Eau en Poitou-Charentes : RPDE

     

Rendement du réseau de distribution d’eau potable

Rapport thématique Eau 2002 Eléments extraits du rapport "Qualité des ressources en eau et production d'eau potable : la situation en Poitou-Charentes", réalisé en 2002 par le Comité Régional de l'Environnement (CRE), dans le cadre des Secondes Assises de l'Eau de Poitou-Charentes.

Le rendement (primaire) du réseau correspond au rapport entre deux volumes : le volume livré (comptabilisé au niveau des compteurs des particuliers) sur le volume mis en distribution. Il est de 72% en moyenne en France (métropole).
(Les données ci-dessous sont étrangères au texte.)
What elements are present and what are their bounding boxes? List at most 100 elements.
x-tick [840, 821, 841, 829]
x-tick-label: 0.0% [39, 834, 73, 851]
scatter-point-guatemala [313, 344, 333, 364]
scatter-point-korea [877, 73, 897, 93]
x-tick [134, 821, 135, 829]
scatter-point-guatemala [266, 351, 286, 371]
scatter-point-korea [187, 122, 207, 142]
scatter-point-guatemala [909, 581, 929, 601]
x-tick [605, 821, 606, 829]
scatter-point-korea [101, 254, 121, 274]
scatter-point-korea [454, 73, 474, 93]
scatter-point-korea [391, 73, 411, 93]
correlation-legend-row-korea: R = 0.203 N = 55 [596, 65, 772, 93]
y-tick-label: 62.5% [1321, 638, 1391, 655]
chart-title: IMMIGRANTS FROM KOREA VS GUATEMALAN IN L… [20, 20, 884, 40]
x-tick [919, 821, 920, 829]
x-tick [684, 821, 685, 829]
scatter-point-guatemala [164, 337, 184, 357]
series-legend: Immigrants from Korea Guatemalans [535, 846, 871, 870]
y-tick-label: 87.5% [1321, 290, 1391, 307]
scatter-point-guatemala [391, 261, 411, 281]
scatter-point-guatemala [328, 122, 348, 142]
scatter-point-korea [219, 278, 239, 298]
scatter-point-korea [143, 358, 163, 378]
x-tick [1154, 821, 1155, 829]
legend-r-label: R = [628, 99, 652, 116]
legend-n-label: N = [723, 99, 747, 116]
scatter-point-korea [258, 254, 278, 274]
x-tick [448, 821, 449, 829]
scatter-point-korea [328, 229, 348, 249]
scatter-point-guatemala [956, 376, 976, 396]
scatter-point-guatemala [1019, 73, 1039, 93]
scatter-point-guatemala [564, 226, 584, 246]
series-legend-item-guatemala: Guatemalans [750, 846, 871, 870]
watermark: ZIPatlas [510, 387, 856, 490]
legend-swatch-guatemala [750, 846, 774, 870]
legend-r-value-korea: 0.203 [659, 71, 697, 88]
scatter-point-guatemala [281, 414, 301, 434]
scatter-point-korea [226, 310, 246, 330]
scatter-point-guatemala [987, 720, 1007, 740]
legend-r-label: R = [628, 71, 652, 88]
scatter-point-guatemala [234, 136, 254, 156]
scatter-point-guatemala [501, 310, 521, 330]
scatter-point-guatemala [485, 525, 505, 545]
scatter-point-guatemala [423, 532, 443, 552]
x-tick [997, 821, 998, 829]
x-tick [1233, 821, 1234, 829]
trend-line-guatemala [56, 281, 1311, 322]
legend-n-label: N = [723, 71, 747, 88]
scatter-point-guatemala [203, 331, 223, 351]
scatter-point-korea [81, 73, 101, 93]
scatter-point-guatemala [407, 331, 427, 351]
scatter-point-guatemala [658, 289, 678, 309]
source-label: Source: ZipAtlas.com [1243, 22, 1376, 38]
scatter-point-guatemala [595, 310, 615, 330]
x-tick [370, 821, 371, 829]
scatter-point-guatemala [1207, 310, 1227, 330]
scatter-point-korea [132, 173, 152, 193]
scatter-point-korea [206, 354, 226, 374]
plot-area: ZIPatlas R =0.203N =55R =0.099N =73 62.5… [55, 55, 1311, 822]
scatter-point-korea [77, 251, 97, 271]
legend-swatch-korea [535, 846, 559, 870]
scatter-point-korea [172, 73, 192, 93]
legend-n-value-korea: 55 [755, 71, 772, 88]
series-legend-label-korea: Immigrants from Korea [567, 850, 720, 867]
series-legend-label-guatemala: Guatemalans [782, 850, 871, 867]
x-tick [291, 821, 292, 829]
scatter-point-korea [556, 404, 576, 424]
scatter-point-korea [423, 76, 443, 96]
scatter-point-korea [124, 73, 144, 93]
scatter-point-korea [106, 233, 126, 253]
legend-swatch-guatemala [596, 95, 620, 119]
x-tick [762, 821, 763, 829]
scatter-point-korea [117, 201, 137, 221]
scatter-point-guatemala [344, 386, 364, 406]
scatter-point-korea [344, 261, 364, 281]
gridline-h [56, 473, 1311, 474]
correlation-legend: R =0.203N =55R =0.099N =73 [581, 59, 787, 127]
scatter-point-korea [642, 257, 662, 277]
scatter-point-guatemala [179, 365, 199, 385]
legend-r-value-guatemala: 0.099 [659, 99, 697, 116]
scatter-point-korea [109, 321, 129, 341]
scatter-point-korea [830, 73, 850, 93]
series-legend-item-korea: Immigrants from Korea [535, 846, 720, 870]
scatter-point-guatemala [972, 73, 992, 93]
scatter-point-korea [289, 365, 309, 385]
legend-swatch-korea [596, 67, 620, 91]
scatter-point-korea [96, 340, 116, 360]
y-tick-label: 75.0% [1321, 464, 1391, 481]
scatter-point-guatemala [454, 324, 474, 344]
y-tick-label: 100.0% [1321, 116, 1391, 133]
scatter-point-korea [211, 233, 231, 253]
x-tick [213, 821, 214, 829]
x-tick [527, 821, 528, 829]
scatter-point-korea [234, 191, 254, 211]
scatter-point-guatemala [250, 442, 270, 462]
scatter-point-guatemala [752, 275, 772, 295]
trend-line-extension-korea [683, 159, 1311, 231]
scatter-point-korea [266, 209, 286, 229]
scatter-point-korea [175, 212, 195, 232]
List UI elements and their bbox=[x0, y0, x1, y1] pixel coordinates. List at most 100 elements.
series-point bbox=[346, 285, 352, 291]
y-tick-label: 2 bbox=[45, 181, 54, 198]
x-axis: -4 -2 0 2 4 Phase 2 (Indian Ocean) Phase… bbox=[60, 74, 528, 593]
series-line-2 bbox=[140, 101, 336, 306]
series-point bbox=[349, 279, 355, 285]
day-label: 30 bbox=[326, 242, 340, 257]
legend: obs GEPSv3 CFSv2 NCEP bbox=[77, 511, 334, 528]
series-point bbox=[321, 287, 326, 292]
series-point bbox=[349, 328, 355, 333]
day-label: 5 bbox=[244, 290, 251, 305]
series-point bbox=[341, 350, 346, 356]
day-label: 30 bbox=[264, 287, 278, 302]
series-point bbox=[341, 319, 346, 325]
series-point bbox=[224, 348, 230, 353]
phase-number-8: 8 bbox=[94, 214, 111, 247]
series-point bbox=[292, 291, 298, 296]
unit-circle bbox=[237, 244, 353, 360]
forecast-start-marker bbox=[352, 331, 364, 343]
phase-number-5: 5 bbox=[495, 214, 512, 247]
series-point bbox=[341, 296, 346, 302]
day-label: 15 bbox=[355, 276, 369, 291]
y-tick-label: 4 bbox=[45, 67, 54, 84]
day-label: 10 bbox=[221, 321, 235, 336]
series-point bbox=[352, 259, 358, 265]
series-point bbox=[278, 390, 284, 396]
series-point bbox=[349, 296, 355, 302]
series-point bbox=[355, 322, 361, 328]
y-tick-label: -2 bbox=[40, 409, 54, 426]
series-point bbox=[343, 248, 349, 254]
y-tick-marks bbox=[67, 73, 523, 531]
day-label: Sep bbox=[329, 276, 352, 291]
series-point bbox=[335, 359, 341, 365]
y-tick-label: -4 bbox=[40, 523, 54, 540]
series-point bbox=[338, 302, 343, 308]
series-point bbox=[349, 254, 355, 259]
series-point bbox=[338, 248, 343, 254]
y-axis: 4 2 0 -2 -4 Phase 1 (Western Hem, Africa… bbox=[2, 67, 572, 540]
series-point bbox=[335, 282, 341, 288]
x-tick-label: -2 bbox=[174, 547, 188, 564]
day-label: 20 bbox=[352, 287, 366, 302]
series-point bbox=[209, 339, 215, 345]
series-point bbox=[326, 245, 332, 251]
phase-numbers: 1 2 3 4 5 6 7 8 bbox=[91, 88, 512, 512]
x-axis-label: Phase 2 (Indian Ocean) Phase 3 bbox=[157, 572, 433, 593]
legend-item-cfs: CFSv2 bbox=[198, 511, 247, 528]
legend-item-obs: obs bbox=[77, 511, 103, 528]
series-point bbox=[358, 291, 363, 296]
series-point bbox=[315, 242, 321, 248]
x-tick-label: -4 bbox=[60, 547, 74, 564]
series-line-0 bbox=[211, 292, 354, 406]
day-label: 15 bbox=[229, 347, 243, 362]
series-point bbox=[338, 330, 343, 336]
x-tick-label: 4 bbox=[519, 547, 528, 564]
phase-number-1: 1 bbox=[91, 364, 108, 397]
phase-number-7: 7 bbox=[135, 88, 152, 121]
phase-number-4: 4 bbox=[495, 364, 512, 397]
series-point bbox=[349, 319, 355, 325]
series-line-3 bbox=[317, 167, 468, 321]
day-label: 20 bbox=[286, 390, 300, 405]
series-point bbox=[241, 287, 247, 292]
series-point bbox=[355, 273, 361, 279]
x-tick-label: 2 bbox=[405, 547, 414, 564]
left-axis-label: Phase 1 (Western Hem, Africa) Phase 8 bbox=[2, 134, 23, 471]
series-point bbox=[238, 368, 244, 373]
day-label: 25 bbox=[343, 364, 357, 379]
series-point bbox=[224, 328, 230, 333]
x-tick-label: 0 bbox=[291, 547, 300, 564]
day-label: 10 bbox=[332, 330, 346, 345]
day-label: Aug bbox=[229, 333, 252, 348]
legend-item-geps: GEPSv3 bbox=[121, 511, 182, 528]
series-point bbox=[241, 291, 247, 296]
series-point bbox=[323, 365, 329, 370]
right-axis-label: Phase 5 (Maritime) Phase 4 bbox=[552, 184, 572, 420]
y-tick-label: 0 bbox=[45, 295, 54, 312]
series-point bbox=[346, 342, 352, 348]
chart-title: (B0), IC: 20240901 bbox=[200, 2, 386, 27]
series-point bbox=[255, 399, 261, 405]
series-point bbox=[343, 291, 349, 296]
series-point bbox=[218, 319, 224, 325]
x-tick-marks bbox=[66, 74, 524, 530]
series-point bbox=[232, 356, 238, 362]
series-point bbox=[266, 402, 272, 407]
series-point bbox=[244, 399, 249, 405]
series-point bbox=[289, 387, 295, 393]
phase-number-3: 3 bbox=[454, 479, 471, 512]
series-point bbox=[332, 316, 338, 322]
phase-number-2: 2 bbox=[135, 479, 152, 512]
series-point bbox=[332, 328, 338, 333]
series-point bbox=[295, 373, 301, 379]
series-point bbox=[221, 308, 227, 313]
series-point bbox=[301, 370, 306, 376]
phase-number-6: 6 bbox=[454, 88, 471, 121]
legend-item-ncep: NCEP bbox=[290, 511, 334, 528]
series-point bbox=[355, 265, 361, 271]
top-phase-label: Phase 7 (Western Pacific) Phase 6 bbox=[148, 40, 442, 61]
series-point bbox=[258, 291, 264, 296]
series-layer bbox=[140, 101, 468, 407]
Il varie fortement en fonction de la longueur du réseau : très faible pour les communes de moins de 400 habitants, il dépasse 80% en moyenne pour les villes de plus de 20 000 habitants.

L’estimation de ce rendement permet d’apprécier la qualité du réseau, son bon fonctionnement, et l’efficacité de la distribution. Il est en effet en partie lié à la perte d’eau sur le réseau.

Les collectivités estiment les fuites en réseau à un peu plus d’un milliard de m3. La différence entre les volumes mis en distribution et les volumes facturés est de 1,6 milliards de m3, soit 28% de l’ensemble distribué. Souvent, une sous-estimation des pertes est admise, mais cet écart provient aussi des quantités consommées sans comptage et non facturées, comme celles utilisées pour la lutte contre les incendies, les eaux de lavage du domaine public, etc..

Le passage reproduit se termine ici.